Die Landesregierung von Nordrhein-Westfalen hat den Vorstoß der Städte Köln und Düsseldorf, Mikrohandel mit Drogen unter bestimmten Bedingungen zu regulieren, klar abgelehnt. Im Juni hatten die Oberbürgermeister beider Städte einen gemeinsamen Vorschlag vorgelegt, um die zunehmend sichtbaren Drogenszenen in Innenstädten besser kontrollieren zu können. Dieser sah unter anderem die Einrichtung von Abgabestellen oder Modellprojekten zur Schadensminimierung vor.

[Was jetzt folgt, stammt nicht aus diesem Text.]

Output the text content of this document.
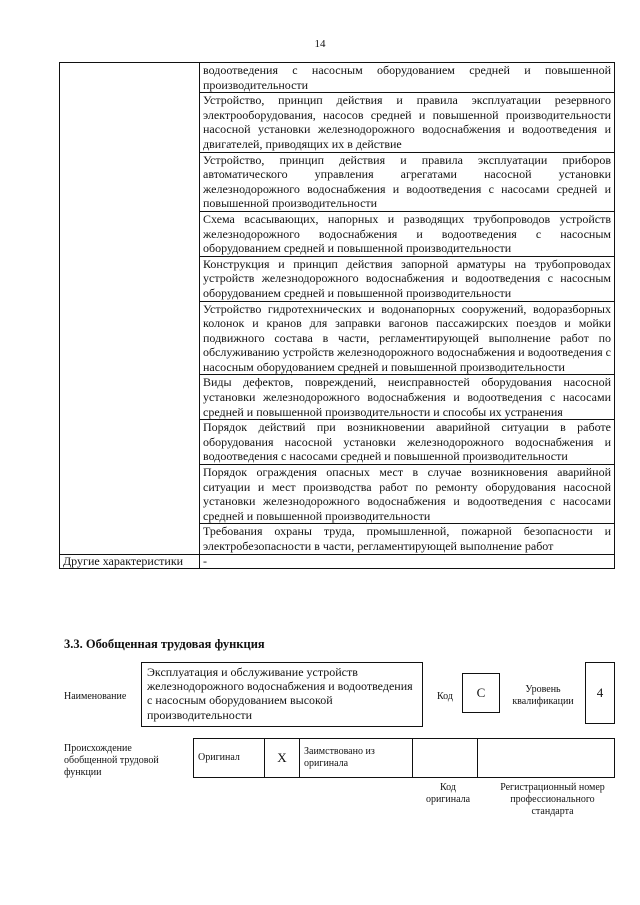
14
	водоотведения с насосным оборудованием средней и повышенной производительности
	Устройство, принцип действия и правила эксплуатации резервного электрооборудования, насосов средней и повышенной производительности насосной установки железнодорожного водоснабжения и водоотведения и двигателей, приводящих их в действие
	Устройство, принцип действия и правила эксплуатации приборов автоматического управления агрегатами насосной установки железнодорожного водоснабжения и водоотведения с насосами средней и повышенной производительности
	Схема всасывающих, напорных и разводящих трубопроводов устройств железнодорожного водоснабжения и водоотведения с насосным оборудованием средней и повышенной производительности
	Конструкция и принцип действия запорной арматуры на трубопроводах устройств железнодорожного водоснабжения и водоотведения с насосным оборудованием средней и повышенной производительности
	Устройство гидротехнических и водонапорных сооружений, водоразборных колонок и кранов для заправки вагонов пассажирских поездов и мойки подвижного состава в части, регламентирующей выполнение работ по обслуживанию устройств железнодорожного водоснабжения и водоотведения с насосным оборудованием средней и повышенной производительности
	Виды дефектов, повреждений, неисправностей оборудования насосной установки железнодорожного водоснабжения и водоотведения с насосами средней и повышенной производительности и способы их устранения
	Порядок действий при возникновении аварийной ситуации в работе оборудования насосной установки железнодорожного водоснабжения и водоотведения с насосами средней и повышенной производительности
	Порядок ограждения опасных мест в случае возникновения аварийной ситуации и мест производства работ по ремонту оборудования насосной установки железнодорожного водоснабжения и водоотведения с насосами средней и повышенной производительности
	Требования охраны труда, промышленной, пожарной безопасности и электробезопасности в части, регламентирующей выполнение работ
Другие характеристики	-
3.3. Обобщенная трудовая функция
Наименование
Эксплуатация и обслуживание устройств железнодорожного водоснабжения и водоотведения с насосным оборудованием высокой производительности
Код	C	Уровень квалификации
4
Происхождение обобщенной трудовой функции
Оригинал	X	Заимствовано из оригинала		
Код оригинала
Регистрационный номер профессионального стандарта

Wie aus Regierungskreisen verlautete, widerspreche ein solches Modell dem geltenden Betäubungsmittelgesetz und könne daher auf Landesebene nicht umgesetzt werden. Eine Sprecherin des Innenministeriums betonte: „Wir unterstützen Maßnahmen zur Bekämpfung von Drogenkriminalität und zur Stärkung der öffentlichen Sicherheit, aber keine, die den Eindruck erwecken, Drogenkonsum oder -handel seien legalisierbar.“

Stattdessen setzt die Landesregierung auf verstärkte Polizeipräsenz, bessere Zusammenarbeit zwischen Kommunen und Strafverfolgungsbehörden sowie auf Ausbau von Suchthilfe und sozialer Betreuung. In Köln und Düsseldorf herrscht unterdessen weiter Frustration über die mangelnden Handlungsspielräume.

Die Oberbürgermeister beider Städte hatten argumentiert, dass die aktuelle Situation in bestimmten Stadtteilen die Lebensqualität erheblich beeinträchtige und neue Ansätze nötig seien. Die Ablehnung aus Düsseldorf zeigt jedoch, dass eine landesweite Drogenpolitik weiter auf Strafverfolgung und Prävention setzt – ohne Experimente mit kontrolliertem Handel.